3.5 - São reconhecidos como agregados autónomos, para efeitos de realojamento, as pessoas reconhecidas como fazendo parte do agregado original e que cumpram cumulativamente as seguintes condições: ter solicitado desdobramento, com fundamento válido; comprovem já não viver em economia comum há mais de dois anos.

3.6 - Encontrando-se pendente processo de divórcio, se ambos os elementos do casal continuarem a residir na habitação de origem, procede-se ao realojamento de todo o agregado, salvo se alguns dos cônjuges prescindir desse direito.

3.7 - Se houver processo de divórcio e decisão judicial de atribuição da casa de morada de família, o direito ao realojamento cabe ao titular dessa decisão.

3.8 - Em caso de recusa não fundamentada do fogo atribuído, o agregado perde o direito ao realojamento, podendo ser-lhe atribuída uma indemnização por sacrifício equivalente a dois anos da renda que actualmente pagam pelo fogo onde reside.

3.9 - Os agregados com carência económica poderão a todo o tempo solicitar redução de renda. Os pedidos serão apreciados e decididos pela GEBALIS nos termos da deliberação 48/CM/2010, de 12 de Fevereiro.

3.10 - A verificação da carência económica, entendida nas condições definidas pelo Regulamento do Regime de Acesso à Habitação Municipal, aprovado pela Deliberação 76/AML/2009, publicado no Boletim Municipal nº 814, 1º Suplemento, em 24 de Setembro de 2009, será feita para todos os agregados em realojamento temporário antes da celebração do contrato de realojamento definitivo.

3.11 - Poderá ser atribuída tipologia superior (+ 1 quarto), se no momento da atribuição a CML não dispuser de fogos vagos e reabilitados no bairro com a tipologia adequada mas houver fogos de tipologia superior disponíveis.

3.12 - Poderá igualmente ser atribuída tipologia superior (+ 1 quarto) quando o agregado a realojar integre portadores de doenças graves e permanentes, comprovadas por atestado médico, que impossibilitem a partilha de quarto com outro membro.

4. Critérios especiais - realojamento temporário

4.1 - O realojamento temporário abrange todas as famílias cujas habitações têm de ser demolidas e é concretizado mediante um acordo de realojamento temporário de dois anos, prorrogável por um período máximo de cinco anos, mantendo-se o valor da renda do fogo de origem.

4.2 - O realojamento temporário pode ser concretizado em fogos do “bairro amarelo” reservados para o efeito, em fogos do “bairro de alvenaria” reabilitados pela GEBALIS, ou fora do bairro Padre Cruz se for esse o desejo do agregado e a CML tiver fogos vagos e reabilitados disponíveis.

4.3 - A CML assume os encargos das ligações de água e electricidade dos fogos alvo de acordos de realojamento temporário.

4.4 - Têm direito ao realojamento temporário todos os agregados que tenham residência permanente no bairro, não tenham outra habitação com condições de habitabilidade na Área Metropolitana de Lisboa e estejam incluídos nos recenseamentos realizados pela CML e pela GEBALIS.
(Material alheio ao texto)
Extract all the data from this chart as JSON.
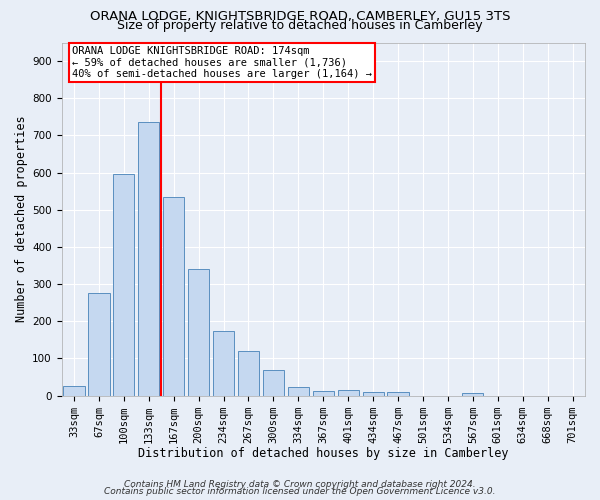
{
  "title1": "ORANA LODGE, KNIGHTSBRIDGE ROAD, CAMBERLEY, GU15 3TS",
  "title2": "Size of property relative to detached houses in Camberley",
  "xlabel": "Distribution of detached houses by size in Camberley",
  "ylabel": "Number of detached properties",
  "categories": [
    "33sqm",
    "67sqm",
    "100sqm",
    "133sqm",
    "167sqm",
    "200sqm",
    "234sqm",
    "267sqm",
    "300sqm",
    "334sqm",
    "367sqm",
    "401sqm",
    "434sqm",
    "467sqm",
    "501sqm",
    "534sqm",
    "567sqm",
    "601sqm",
    "634sqm",
    "668sqm",
    "701sqm"
  ],
  "values": [
    27,
    275,
    595,
    735,
    535,
    340,
    175,
    120,
    68,
    22,
    13,
    14,
    10,
    10,
    0,
    0,
    8,
    0,
    0,
    0,
    0
  ],
  "bar_color": "#c5d8f0",
  "bar_edge_color": "#5a8fc0",
  "vline_color": "red",
  "vline_pos": 3.5,
  "annotation_text": "ORANA LODGE KNIGHTSBRIDGE ROAD: 174sqm\n← 59% of detached houses are smaller (1,736)\n40% of semi-detached houses are larger (1,164) →",
  "annotation_box_color": "white",
  "annotation_box_edge": "red",
  "ylim": [
    0,
    950
  ],
  "yticks": [
    0,
    100,
    200,
    300,
    400,
    500,
    600,
    700,
    800,
    900
  ],
  "background_color": "#e8eef7",
  "grid_color": "white",
  "footer1": "Contains HM Land Registry data © Crown copyright and database right 2024.",
  "footer2": "Contains public sector information licensed under the Open Government Licence v3.0.",
  "title_fontsize": 9.5,
  "subtitle_fontsize": 9,
  "axis_label_fontsize": 8.5,
  "tick_fontsize": 7.5,
  "annotation_fontsize": 7.5,
  "footer_fontsize": 6.5
}
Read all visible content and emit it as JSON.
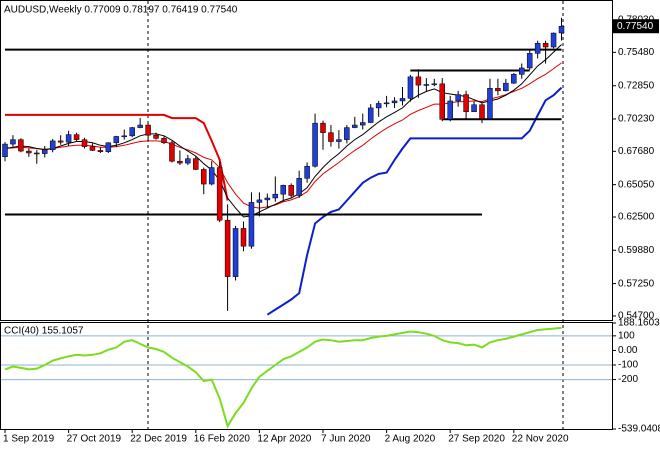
{
  "chart_data": [
    {
      "type": "candlestick",
      "title": "AUDUSD,Weekly  0.77009 0.78197 0.76419 0.77540",
      "open": [
        0.6725,
        0.6825,
        0.686,
        0.677,
        0.6755,
        0.675,
        0.678,
        0.685,
        0.684,
        0.69,
        0.686,
        0.6805,
        0.6775,
        0.6765,
        0.6835,
        0.6885,
        0.689,
        0.6955,
        0.6975,
        0.6895,
        0.687,
        0.6835,
        0.669,
        0.6675,
        0.671,
        0.6625,
        0.651,
        0.664,
        0.6225,
        0.578,
        0.616,
        0.602,
        0.6365,
        0.6385,
        0.64,
        0.643,
        0.65,
        0.642,
        0.6555,
        0.665,
        0.699,
        0.6915,
        0.6845,
        0.686,
        0.6955,
        0.6975,
        0.6995,
        0.711,
        0.7145,
        0.715,
        0.7165,
        0.7185,
        0.7355,
        0.729,
        0.7295,
        0.73,
        0.702,
        0.7165,
        0.7215,
        0.708,
        0.7135,
        0.7025,
        0.7265,
        0.7245,
        0.7305,
        0.7375,
        0.7425,
        0.754,
        0.762,
        0.759,
        0.77009
      ],
      "high": [
        0.684,
        0.6895,
        0.687,
        0.679,
        0.678,
        0.681,
        0.6865,
        0.6895,
        0.693,
        0.6915,
        0.6875,
        0.683,
        0.68,
        0.684,
        0.689,
        0.694,
        0.696,
        0.703,
        0.699,
        0.6915,
        0.6885,
        0.685,
        0.6775,
        0.674,
        0.673,
        0.664,
        0.669,
        0.6685,
        0.635,
        0.618,
        0.6215,
        0.6445,
        0.6445,
        0.6435,
        0.657,
        0.6505,
        0.6515,
        0.6615,
        0.668,
        0.7065,
        0.701,
        0.6975,
        0.6935,
        0.6975,
        0.704,
        0.7065,
        0.714,
        0.7165,
        0.7205,
        0.7195,
        0.7275,
        0.737,
        0.7415,
        0.7345,
        0.734,
        0.7345,
        0.7205,
        0.7245,
        0.7245,
        0.716,
        0.715,
        0.734,
        0.734,
        0.734,
        0.7385,
        0.746,
        0.7565,
        0.764,
        0.764,
        0.7705,
        0.78197
      ],
      "low": [
        0.669,
        0.6805,
        0.676,
        0.6725,
        0.667,
        0.672,
        0.676,
        0.682,
        0.681,
        0.685,
        0.679,
        0.677,
        0.6755,
        0.6755,
        0.68,
        0.686,
        0.688,
        0.695,
        0.685,
        0.686,
        0.6825,
        0.668,
        0.666,
        0.666,
        0.662,
        0.643,
        0.65,
        0.621,
        0.551,
        0.575,
        0.598,
        0.6,
        0.6255,
        0.632,
        0.637,
        0.637,
        0.6405,
        0.64,
        0.652,
        0.664,
        0.678,
        0.6805,
        0.679,
        0.683,
        0.695,
        0.694,
        0.699,
        0.704,
        0.7115,
        0.711,
        0.713,
        0.716,
        0.719,
        0.7235,
        0.728,
        0.7005,
        0.7005,
        0.712,
        0.702,
        0.708,
        0.699,
        0.703,
        0.721,
        0.724,
        0.73,
        0.734,
        0.741,
        0.75,
        0.746,
        0.758,
        0.76419
      ],
      "close": [
        0.6825,
        0.686,
        0.677,
        0.6755,
        0.675,
        0.678,
        0.685,
        0.684,
        0.69,
        0.686,
        0.6805,
        0.6775,
        0.6765,
        0.6835,
        0.6885,
        0.689,
        0.6955,
        0.6975,
        0.6895,
        0.687,
        0.6835,
        0.669,
        0.6675,
        0.671,
        0.6625,
        0.651,
        0.664,
        0.6225,
        0.578,
        0.616,
        0.602,
        0.6365,
        0.6385,
        0.64,
        0.643,
        0.65,
        0.642,
        0.6555,
        0.665,
        0.699,
        0.6915,
        0.6845,
        0.686,
        0.6955,
        0.6975,
        0.6995,
        0.711,
        0.7145,
        0.715,
        0.7165,
        0.7185,
        0.7355,
        0.729,
        0.7295,
        0.73,
        0.702,
        0.7165,
        0.7215,
        0.708,
        0.7135,
        0.7025,
        0.7265,
        0.7245,
        0.7305,
        0.7375,
        0.7425,
        0.754,
        0.762,
        0.759,
        0.77,
        0.7754
      ],
      "up_color": "#1f3fd6",
      "down_color": "#e00000",
      "wick_color": "#000000",
      "overlays": [
        {
          "color": "#e00000",
          "line_width": 2,
          "values": [
            0.7055,
            0.7055,
            0.7055,
            0.7055,
            0.7055,
            0.7055,
            0.7055,
            0.7055,
            0.7055,
            0.7055,
            0.7055,
            0.7055,
            0.7055,
            0.7055,
            0.7055,
            0.7055,
            0.7055,
            0.7055,
            0.7055,
            0.7055,
            0.7055,
            0.703,
            0.703,
            0.703,
            0.703,
            0.699,
            0.685,
            0.67,
            0.638,
            null,
            null,
            null,
            null,
            null,
            null,
            null,
            null,
            null,
            null,
            null,
            null,
            null,
            null,
            null,
            null,
            null,
            null,
            null,
            null,
            null,
            null,
            null,
            null,
            null,
            null,
            null,
            null,
            null,
            null,
            null,
            null,
            null,
            null,
            null,
            null,
            null,
            null,
            null,
            null,
            null,
            null
          ]
        },
        {
          "color": "#e00000",
          "line_width": 1,
          "values": [
            0.679,
            0.6795,
            0.68,
            0.6795,
            0.679,
            0.6785,
            0.679,
            0.68,
            0.681,
            0.6815,
            0.6815,
            0.681,
            0.68,
            0.68,
            0.6805,
            0.6815,
            0.683,
            0.6845,
            0.685,
            0.685,
            0.6845,
            0.6825,
            0.68,
            0.678,
            0.6755,
            0.672,
            0.67,
            0.664,
            0.652,
            0.643,
            0.636,
            0.633,
            0.632,
            0.633,
            0.6345,
            0.637,
            0.6385,
            0.641,
            0.645,
            0.653,
            0.659,
            0.6635,
            0.668,
            0.673,
            0.6775,
            0.6815,
            0.6865,
            0.691,
            0.695,
            0.6985,
            0.7015,
            0.706,
            0.709,
            0.7115,
            0.714,
            0.714,
            0.715,
            0.716,
            0.716,
            0.7165,
            0.716,
            0.718,
            0.7195,
            0.7215,
            0.724,
            0.7265,
            0.73,
            0.734,
            0.7375,
            0.742,
            0.7465
          ]
        },
        {
          "color": "#000000",
          "line_width": 1,
          "values": [
            0.679,
            0.68,
            0.681,
            0.6805,
            0.679,
            0.678,
            0.679,
            0.681,
            0.683,
            0.6845,
            0.6845,
            0.6835,
            0.6815,
            0.6805,
            0.6815,
            0.6835,
            0.686,
            0.689,
            0.6905,
            0.6905,
            0.689,
            0.6855,
            0.681,
            0.677,
            0.673,
            0.667,
            0.662,
            0.654,
            0.64,
            0.632,
            0.625,
            0.626,
            0.629,
            0.632,
            0.635,
            0.638,
            0.64,
            0.6435,
            0.648,
            0.657,
            0.664,
            0.67,
            0.675,
            0.681,
            0.686,
            0.69,
            0.695,
            0.7,
            0.704,
            0.7075,
            0.711,
            0.717,
            0.721,
            0.724,
            0.726,
            0.723,
            0.722,
            0.721,
            0.72,
            0.7175,
            0.715,
            0.7165,
            0.718,
            0.721,
            0.725,
            0.73,
            0.737,
            0.744,
            0.749,
            0.755,
            0.761
          ]
        },
        {
          "color": "#0a1ecc",
          "line_width": 2,
          "values": [
            null,
            null,
            null,
            null,
            null,
            null,
            null,
            null,
            null,
            null,
            null,
            null,
            null,
            null,
            null,
            null,
            null,
            null,
            null,
            null,
            null,
            null,
            null,
            null,
            null,
            null,
            null,
            null,
            null,
            null,
            null,
            null,
            null,
            0.548,
            0.552,
            0.556,
            0.56,
            0.565,
            0.595,
            0.62,
            0.625,
            0.629,
            0.631,
            0.638,
            0.645,
            0.652,
            0.656,
            0.659,
            0.66,
            0.67,
            0.679,
            0.687,
            0.687,
            0.687,
            0.687,
            0.687,
            0.687,
            0.687,
            0.687,
            0.687,
            0.687,
            0.687,
            0.687,
            0.687,
            0.687,
            0.687,
            0.693,
            0.705,
            0.717,
            0.721,
            0.727
          ]
        },
        {
          "color": "#000000",
          "line_width": 2,
          "values": [
            0.757,
            0.757,
            0.757,
            0.757,
            0.757,
            0.757,
            0.757,
            0.757,
            0.757,
            0.757,
            0.757,
            0.757,
            0.757,
            0.757,
            0.757,
            0.757,
            0.757,
            0.757,
            0.757,
            0.757,
            0.757,
            0.757,
            0.757,
            0.757,
            0.757,
            0.757,
            0.757,
            0.757,
            0.757,
            0.757,
            0.757,
            0.757,
            0.757,
            0.757,
            0.757,
            0.757,
            0.757,
            0.757,
            0.757,
            0.757,
            0.757,
            0.757,
            0.757,
            0.757,
            0.757,
            0.757,
            0.757,
            0.757,
            0.757,
            0.757,
            0.757,
            0.757,
            0.757,
            0.757,
            0.757,
            0.757,
            0.757,
            0.757,
            0.757,
            0.757,
            0.757,
            0.757,
            0.757,
            0.757,
            0.757,
            0.757,
            0.757,
            0.757,
            0.757,
            0.757,
            0.757
          ]
        },
        {
          "color": "#000000",
          "line_width": 2,
          "values": [
            0.627,
            0.627,
            0.627,
            0.627,
            0.627,
            0.627,
            0.627,
            0.627,
            0.627,
            0.627,
            0.627,
            0.627,
            0.627,
            0.627,
            0.627,
            0.627,
            0.627,
            0.627,
            0.627,
            0.627,
            0.627,
            0.627,
            0.627,
            0.627,
            0.627,
            0.627,
            0.627,
            0.627,
            0.627,
            0.627,
            0.627,
            0.627,
            0.627,
            0.627,
            0.627,
            0.627,
            0.627,
            0.627,
            0.627,
            0.627,
            0.627,
            0.627,
            0.627,
            0.627,
            0.627,
            0.627,
            0.627,
            0.627,
            0.627,
            0.627,
            0.627,
            0.627,
            0.627,
            0.627,
            0.627,
            0.627,
            0.627,
            0.627,
            0.627,
            0.627,
            0.627,
            null,
            null,
            null,
            null,
            null,
            null,
            null,
            null,
            null,
            null
          ]
        },
        {
          "color": "#000000",
          "line_width": 2,
          "values": [
            null,
            null,
            null,
            null,
            null,
            null,
            null,
            null,
            null,
            null,
            null,
            null,
            null,
            null,
            null,
            null,
            null,
            null,
            null,
            null,
            null,
            null,
            null,
            null,
            null,
            null,
            null,
            null,
            null,
            null,
            null,
            null,
            null,
            null,
            null,
            null,
            null,
            null,
            null,
            null,
            null,
            null,
            null,
            null,
            null,
            null,
            null,
            null,
            null,
            null,
            null,
            0.7405,
            0.7405,
            0.7405,
            0.7405,
            0.7405,
            0.7405,
            0.7405,
            0.7405,
            0.7405,
            0.7405,
            0.7405,
            0.7405,
            0.7405,
            0.7405,
            0.7405,
            0.7405,
            null,
            null,
            null,
            null
          ]
        },
        {
          "color": "#000000",
          "line_width": 2,
          "values": [
            null,
            null,
            null,
            null,
            null,
            null,
            null,
            null,
            null,
            null,
            null,
            null,
            null,
            null,
            null,
            null,
            null,
            null,
            null,
            null,
            null,
            null,
            null,
            null,
            null,
            null,
            null,
            null,
            null,
            null,
            null,
            null,
            null,
            null,
            null,
            null,
            null,
            null,
            null,
            null,
            null,
            null,
            null,
            null,
            null,
            null,
            null,
            null,
            null,
            null,
            null,
            null,
            null,
            null,
            null,
            0.702,
            0.702,
            0.702,
            0.702,
            0.702,
            0.702,
            0.702,
            0.702,
            0.702,
            0.702,
            0.702,
            0.702,
            0.702,
            0.702,
            0.702,
            0.702
          ]
        }
      ],
      "ylim": [
        0.5454,
        0.7945
      ],
      "yticks": [
        {
          "value": 0.7803,
          "label": "0.78030"
        },
        {
          "value": 0.7548,
          "label": "0.75480"
        },
        {
          "value": 0.7285,
          "label": "0.72850"
        },
        {
          "value": 0.7023,
          "label": "0.70230"
        },
        {
          "value": 0.6768,
          "label": "0.67680"
        },
        {
          "value": 0.6505,
          "label": "0.65050"
        },
        {
          "value": 0.625,
          "label": "0.62500"
        },
        {
          "value": 0.5988,
          "label": "0.59880"
        },
        {
          "value": 0.5725,
          "label": "0.57250"
        },
        {
          "value": 0.547,
          "label": "0.54700"
        }
      ],
      "current_price": {
        "value": 0.7754,
        "label": "0.77540"
      }
    },
    {
      "type": "line",
      "title": "CCI(40) 155.1057",
      "categories": [
        "1 Sep 2019",
        null,
        null,
        null,
        null,
        null,
        null,
        null,
        "27 Oct 2019",
        null,
        null,
        null,
        null,
        null,
        null,
        null,
        "22 Dec 2019",
        null,
        null,
        null,
        null,
        null,
        null,
        null,
        "16 Feb 2020",
        null,
        null,
        null,
        null,
        null,
        null,
        null,
        "12 Apr 2020",
        null,
        null,
        null,
        null,
        null,
        null,
        null,
        "7 Jun 2020",
        null,
        null,
        null,
        null,
        null,
        null,
        null,
        "2 Aug 2020",
        null,
        null,
        null,
        null,
        null,
        null,
        null,
        "27 Sep 2020",
        null,
        null,
        null,
        null,
        null,
        null,
        null,
        "22 Nov 2020",
        null,
        null,
        null,
        null,
        null,
        null
      ],
      "values": [
        -130,
        -110,
        -120,
        -130,
        -125,
        -100,
        -70,
        -55,
        -40,
        -30,
        -35,
        -30,
        -20,
        5,
        20,
        60,
        70,
        45,
        20,
        10,
        -10,
        -50,
        -80,
        -110,
        -150,
        -210,
        -200,
        -330,
        -520,
        -430,
        -360,
        -260,
        -180,
        -140,
        -100,
        -60,
        -40,
        -10,
        20,
        60,
        75,
        70,
        60,
        65,
        70,
        70,
        85,
        95,
        100,
        110,
        120,
        130,
        125,
        115,
        100,
        70,
        55,
        50,
        35,
        40,
        20,
        55,
        70,
        80,
        95,
        110,
        125,
        140,
        145,
        150,
        155.1057
      ],
      "color": "#7ddc1f",
      "ylim": [
        -539.0408,
        188.1603
      ],
      "yticks": [
        188.1603,
        100,
        {
          "value": 0,
          "label": "0.00"
        },
        -100,
        -200,
        -539.0408
      ],
      "levels": [
        100,
        -100,
        -200
      ]
    }
  ]
}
4.5 - Os agregados com rendas em atraso deverão liquidá-las, ou celebrar um acordo de liquidação de dívida em simultâneo com o acordo de realojamento temporário.

5. Critérios especiais - realojamento definitivo

5.1 - Findo o prazo do acordo de realojamento temporário, e cumprido o acordo de liquidação de dívida, se existir, têm direito ao realojamento definitivo todos os agregados que o desejem, que não tenham rendas em atraso por período superior a 3 meses e não se encontrem em nenhuma das situações de exclusão previstas no ponto 5.9.

5.2 - As opções para o realojamento definitivo são as seguintes: realojamento no “bairro amarelo”; realojamento nos fogos novos a construir no bairro Padre Cruz; realojamento na residência assistida a construir; realojamento noutros bairros municipais. Os agregados podem ainda optar pela aquisição dos fogos municipais que ocupam no “bairro amarelo”, nos termos regulamentares em vigor, ou dos fogos novos que vão ser construídos.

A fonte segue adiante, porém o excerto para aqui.